Now look at the other key concepts. We often mistakenly talk of ecosystems as being in fine balance, as though they will maintain this balance over time. The reality is that whilst in a snapshot moment an ecosystem appears balanced, the balance is continuously changing as time passes. This process is known as evolution. Evolution can be very slow (as in the evolution of new life species), medium pace (as in climate changes) or very quick (as in the evolution of our modern technocratic society and the technologies that drive it). It is with regard to this latter example that we focus our attention in this article. Our human society is a complex ecosystem with many socio-economic and technological characteristics that are in a constant state of change. The rate of change of opportunities and threats becomes ever quicker – so what strategy can we adopt to manage these emerging and evolving risks?

Panarchy is a theory all about the need for government in society and can best be described as ‘the rise and fall of empires’. The theory proposes a socio-ecological system lifecycle that follows four phases. (1) An opportunity gives rise to exploitation and the build up of capital value and an increase in the connectedness of the ecosystem. (2) The capital value is conserved and enjoyed as more and more elements become connected. (3) The system degrades (entropy increases) as increased connectedness presents more threats and challenges and it becomes too much work to maintain the socio-economic value. Eventually the value collapses, sometimes catastrophically, sometimes gradually. (4) Usually something new emerges, during a renewal and regeneration phase, moving on to the first phase again, taking advantage of new opportunities to build new capital value, but often with new stakeholders.

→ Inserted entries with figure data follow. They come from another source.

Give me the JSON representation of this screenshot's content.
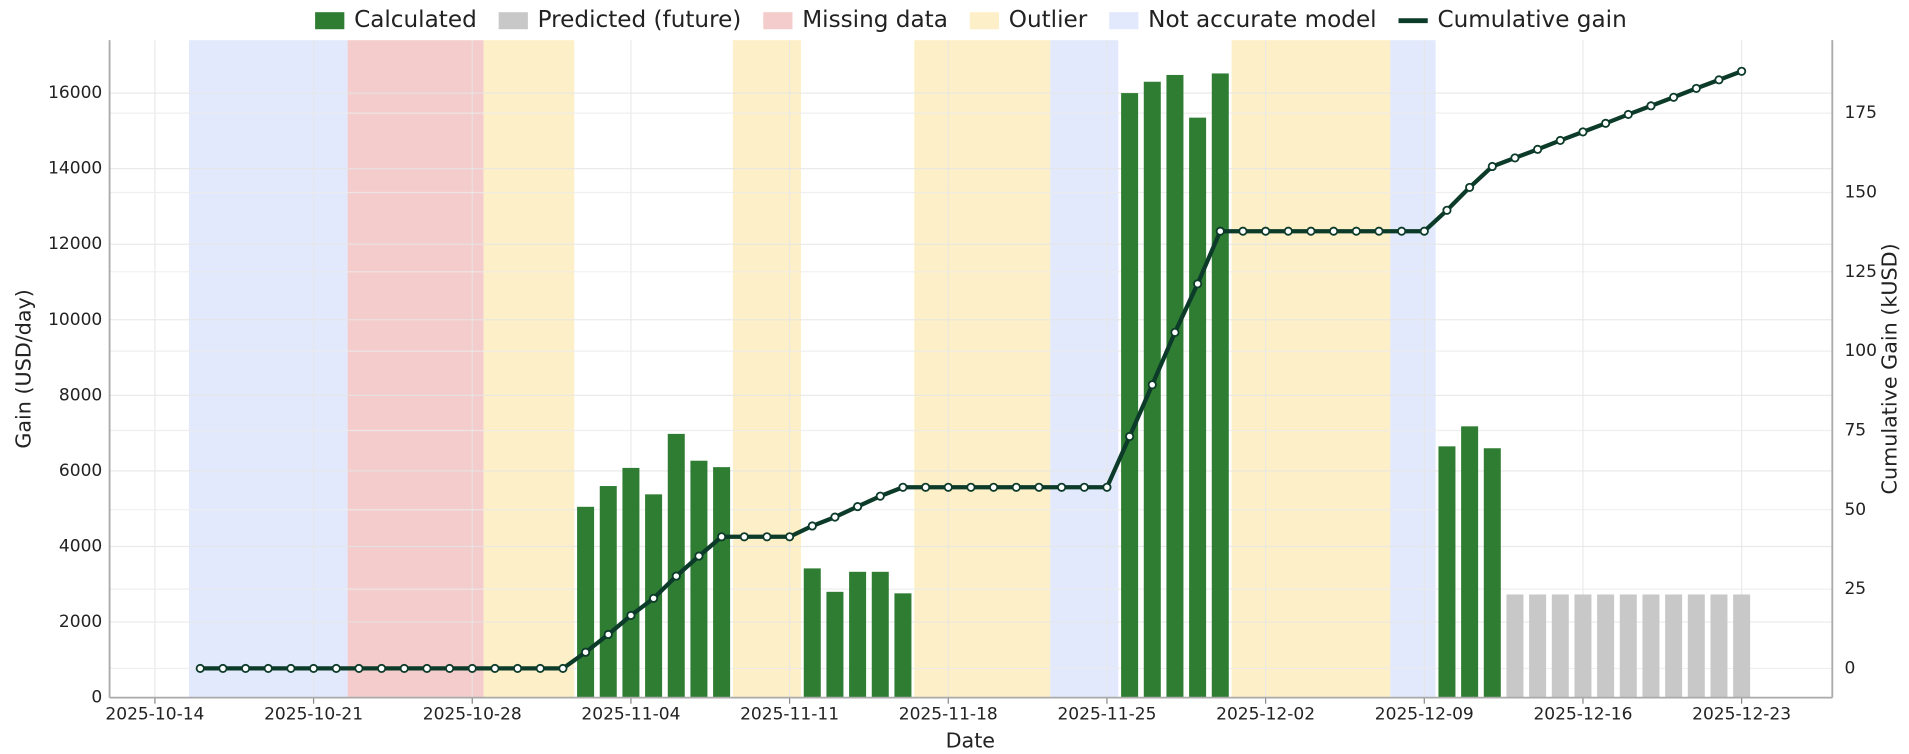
{
  "chart_data": {
    "type": "bar",
    "xlabel": "Date",
    "ylabel": "Gain (USD/day)",
    "y2label": "Cumulative Gain (kUSD)",
    "legend": "upper center",
    "grid": true,
    "x": [
      "2025-10-16",
      "2025-10-17",
      "2025-10-18",
      "2025-10-19",
      "2025-10-20",
      "2025-10-21",
      "2025-10-22",
      "2025-10-23",
      "2025-10-24",
      "2025-10-25",
      "2025-10-26",
      "2025-10-27",
      "2025-10-28",
      "2025-10-29",
      "2025-10-30",
      "2025-10-31",
      "2025-11-01",
      "2025-11-02",
      "2025-11-03",
      "2025-11-04",
      "2025-11-05",
      "2025-11-06",
      "2025-11-07",
      "2025-11-08",
      "2025-11-09",
      "2025-11-10",
      "2025-11-11",
      "2025-11-12",
      "2025-11-13",
      "2025-11-14",
      "2025-11-15",
      "2025-11-16",
      "2025-11-17",
      "2025-11-18",
      "2025-11-19",
      "2025-11-20",
      "2025-11-21",
      "2025-11-22",
      "2025-11-23",
      "2025-11-24",
      "2025-11-25",
      "2025-11-26",
      "2025-11-27",
      "2025-11-28",
      "2025-11-29",
      "2025-11-30",
      "2025-12-01",
      "2025-12-02",
      "2025-12-03",
      "2025-12-04",
      "2025-12-05",
      "2025-12-06",
      "2025-12-07",
      "2025-12-08",
      "2025-12-09",
      "2025-12-10",
      "2025-12-11",
      "2025-12-12",
      "2025-12-13",
      "2025-12-14",
      "2025-12-15",
      "2025-12-16",
      "2025-12-17",
      "2025-12-18",
      "2025-12-19",
      "2025-12-20",
      "2025-12-21",
      "2025-12-22",
      "2025-12-23"
    ],
    "series": [
      {
        "name": "Calculated",
        "type": "bar",
        "color": "#2e7d32",
        "values": [
          null,
          null,
          null,
          null,
          null,
          null,
          null,
          null,
          null,
          null,
          null,
          null,
          null,
          null,
          null,
          null,
          null,
          5050,
          5600,
          6080,
          5380,
          6980,
          6270,
          6100,
          null,
          null,
          null,
          3420,
          2800,
          3330,
          3330,
          2760,
          null,
          null,
          null,
          null,
          null,
          null,
          null,
          null,
          null,
          16000,
          16300,
          16480,
          15350,
          16520,
          null,
          null,
          null,
          null,
          null,
          null,
          null,
          null,
          null,
          6650,
          7180,
          6600,
          null,
          null,
          null,
          null,
          null,
          null,
          null,
          null,
          null,
          null,
          null
        ]
      },
      {
        "name": "Predicted (future)",
        "type": "bar",
        "color": "#c8c8c8",
        "values": [
          null,
          null,
          null,
          null,
          null,
          null,
          null,
          null,
          null,
          null,
          null,
          null,
          null,
          null,
          null,
          null,
          null,
          null,
          null,
          null,
          null,
          null,
          null,
          null,
          null,
          null,
          null,
          null,
          null,
          null,
          null,
          null,
          null,
          null,
          null,
          null,
          null,
          null,
          null,
          null,
          null,
          null,
          null,
          null,
          null,
          null,
          null,
          null,
          null,
          null,
          null,
          null,
          null,
          null,
          null,
          null,
          null,
          null,
          2730,
          2730,
          2730,
          2730,
          2730,
          2730,
          2730,
          2730,
          2730,
          2730,
          2730
        ]
      },
      {
        "name": "Cumulative gain",
        "type": "line",
        "axis": "y2",
        "color": "#0d3b2a",
        "values": [
          0,
          0,
          0,
          0,
          0,
          0,
          0,
          0,
          0,
          0,
          0,
          0,
          0,
          0,
          0,
          0,
          0,
          5.1,
          10.7,
          16.7,
          22.1,
          29.1,
          35.4,
          41.5,
          41.5,
          41.5,
          41.5,
          44.9,
          47.7,
          51.0,
          54.3,
          57.1,
          57.1,
          57.1,
          57.1,
          57.1,
          57.1,
          57.1,
          57.1,
          57.1,
          57.1,
          73.1,
          89.4,
          105.9,
          121.2,
          137.8,
          137.8,
          137.8,
          137.8,
          137.8,
          137.8,
          137.8,
          137.8,
          137.8,
          137.8,
          144.4,
          151.6,
          158.2,
          160.9,
          163.6,
          166.4,
          169.1,
          171.8,
          174.6,
          177.3,
          180.0,
          182.8,
          185.5,
          188.2
        ]
      }
    ],
    "bands": [
      {
        "name": "Missing data",
        "color": "#f4cccc",
        "ranges": [
          [
            "2025-10-23",
            "2025-10-28"
          ]
        ]
      },
      {
        "name": "Outlier",
        "color": "#fdefc7",
        "ranges": [
          [
            "2025-10-29",
            "2025-11-01"
          ],
          [
            "2025-11-09",
            "2025-11-11"
          ],
          [
            "2025-11-17",
            "2025-11-22"
          ],
          [
            "2025-12-01",
            "2025-12-07"
          ]
        ]
      },
      {
        "name": "Not accurate model",
        "color": "#e2e9fc",
        "ranges": [
          [
            "2025-10-16",
            "2025-10-22"
          ],
          [
            "2025-11-23",
            "2025-11-25"
          ],
          [
            "2025-12-08",
            "2025-12-09"
          ]
        ]
      }
    ],
    "xlim": [
      "2025-10-12",
      "2025-12-27"
    ],
    "xticks": [
      "2025-10-14",
      "2025-10-21",
      "2025-10-28",
      "2025-11-04",
      "2025-11-11",
      "2025-11-18",
      "2025-11-25",
      "2025-12-02",
      "2025-12-09",
      "2025-12-16",
      "2025-12-23"
    ],
    "ylim": [
      0,
      17400
    ],
    "yticks": [
      0,
      2000,
      4000,
      6000,
      8000,
      10000,
      12000,
      14000,
      16000
    ],
    "y2lim": [
      -9.2,
      198
    ],
    "y2ticks": [
      0,
      25,
      50,
      75,
      100,
      125,
      150,
      175
    ]
  }
}
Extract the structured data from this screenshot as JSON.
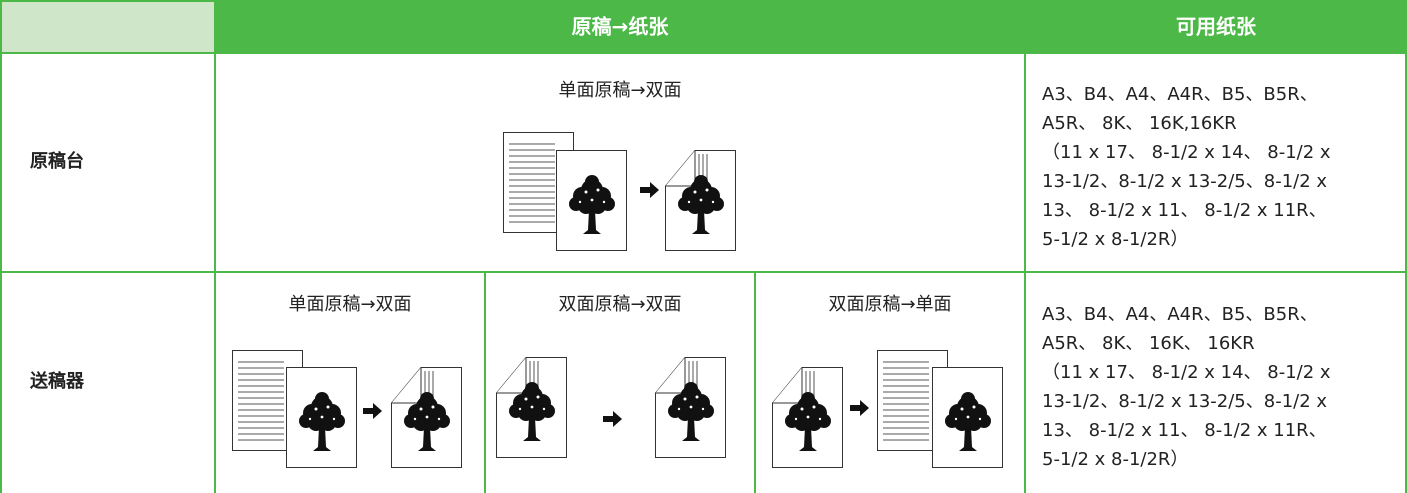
{
  "table": {
    "header": [
      "原稿→纸张",
      "可用纸张"
    ],
    "rows": [
      {
        "label": "原稿台",
        "modes": [
          "单面原稿→双面"
        ],
        "paper": [
          "A3、B4、A4、A4R、B5、B5R、",
          "A5R、 8K、 16K,16KR",
          "（11 x 17、 8-1/2 x 14、 8-1/2 x",
          "13-1/2、8-1/2 x 13-2/5、8-1/2 x",
          "13、 8-1/2 x 11、 8-1/2 x 11R、",
          "5-1/2 x 8-1/2R）"
        ]
      },
      {
        "label": "送稿器",
        "modes": [
          "单面原稿→双面",
          "双面原稿→双面",
          "双面原稿→单面"
        ],
        "paper": [
          "A3、B4、A4、A4R、B5、B5R、",
          "A5R、 8K、 16K、 16KR",
          "（11 x 17、 8-1/2 x 14、 8-1/2 x",
          "13-1/2、8-1/2 x 13-2/5、8-1/2 x",
          "13、 8-1/2 x 11、 8-1/2 x 11R、",
          "5-1/2 x 8-1/2R）"
        ]
      }
    ]
  }
}
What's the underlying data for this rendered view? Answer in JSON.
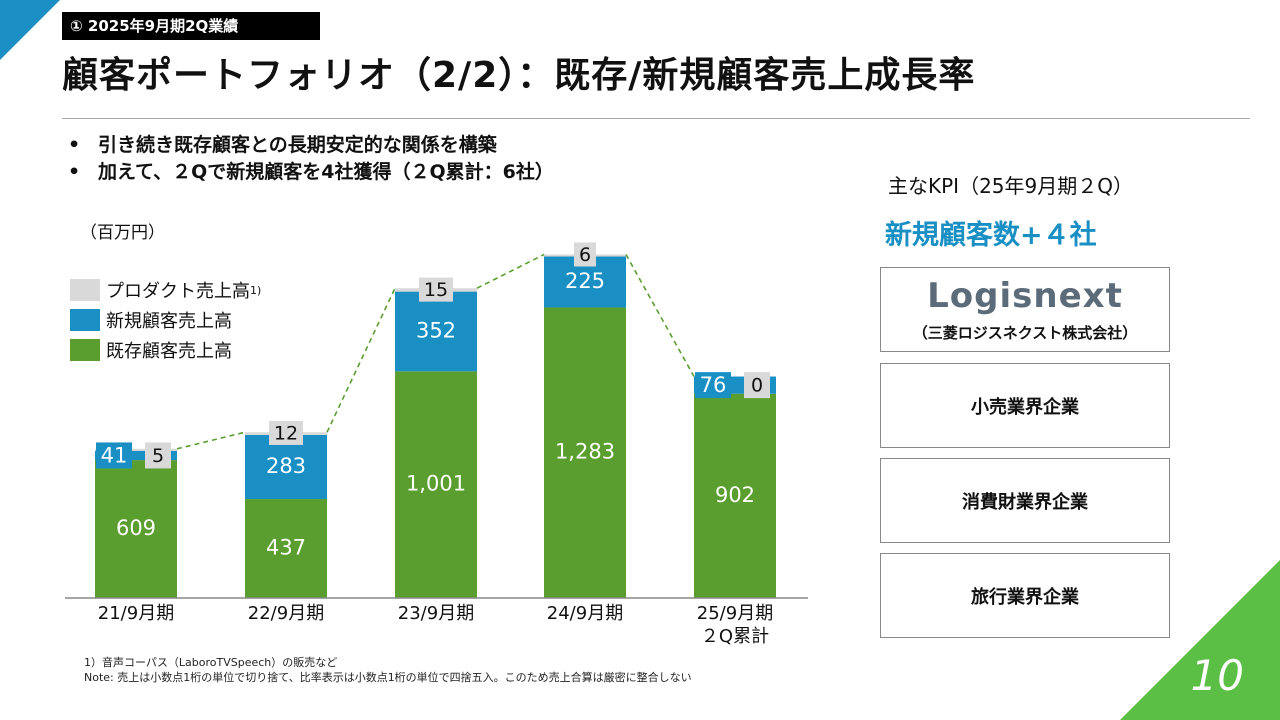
{
  "header": {
    "section_label": "① 2025年9月期2Q業績",
    "title": "顧客ポートフォリオ（2/2）：既存/新規顧客売上成長率"
  },
  "bullets": [
    "引き続き既存顧客との長期安定的な関係を構築",
    "加えて、２Qで新規顧客を4社獲得（２Q累計：6社）"
  ],
  "bullet_marker": "•",
  "chart_unit": "（百万円）",
  "legend": [
    {
      "label": "プロダクト売上高",
      "note": "1)",
      "color": "#d9d9d9"
    },
    {
      "label": "新規顧客売上高",
      "note": "",
      "color": "#1a8fc4"
    },
    {
      "label": "既存顧客売上高",
      "note": "",
      "color": "#5b9e30"
    }
  ],
  "chart_data": {
    "type": "bar",
    "stacked": true,
    "categories": [
      "21/9月期",
      "22/9月期",
      "23/9月期",
      "24/9月期",
      "25/9月期\n２Q累計"
    ],
    "series": [
      {
        "name": "既存顧客売上高",
        "values": [
          609,
          437,
          1001,
          1283,
          902
        ],
        "labels": [
          "609",
          "437",
          "1,001",
          "1,283",
          "902"
        ],
        "color": "#5b9e30"
      },
      {
        "name": "新規顧客売上高",
        "values": [
          41,
          283,
          352,
          225,
          76
        ],
        "labels": [
          "41",
          "283",
          "352",
          "225",
          "76"
        ],
        "color": "#1a8fc4"
      },
      {
        "name": "プロダクト売上高",
        "values": [
          5,
          12,
          15,
          6,
          0
        ],
        "labels": [
          "5",
          "12",
          "15",
          "6",
          "0"
        ],
        "color": "#d9d9d9"
      }
    ],
    "ylim": [
      0,
      1550
    ],
    "connector_lines": true,
    "title": "",
    "xlabel": "",
    "ylabel": ""
  },
  "footnotes": [
    "1）音声コーパス（LaboroTVSpeech）の販売など",
    "Note: 売上は小数点1桁の単位で切り捨て、比率表示は小数点1桁の単位で四捨五入。このため売上合算は厳密に整合しない"
  ],
  "kpi": {
    "heading": "主なKPI（25年9月期２Q）",
    "value": "新規顧客数+４社",
    "logo_text": "Logisnext",
    "logo_sub": "（三菱ロジスネクスト株式会社）",
    "boxes": [
      "小売業界企業",
      "消費財業界企業",
      "旅行業界企業"
    ]
  },
  "page_number": "10",
  "colors": {
    "accent_blue": "#1a8fc4",
    "accent_green": "#5bbf45"
  }
}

Panarchy provides a credible theory for modeling society, but where shall we find the means to apply controls? This is where we might draw on the research done on ‘complex adaptive systems’. A CAS is both complex and has the capability to self-adapt to a changing environment. The science of CAS is immature and not widely applied, but with several pundits in the cyber crime world predicting a catastrophic collapse in the current approach to cyber security, maybe we should be paying more attention to how these concepts might be applied in the cyber world. If the ‘bad guys’ are adapting and evolving more quickly than the ‘good guys’, then we must explore ways to reverse that tide in the interests of society as whole. Traditional fixed frames of reference such as standard controls libraries are continually degrading in their usefulness. SABSA thinking opens up a completely different approach – one in which risk (both opportunity and threat) is constantly being re-assessed and addressed with innovation. Thus the attribute ‘adaptive’ may be a critical success factor for the future of business.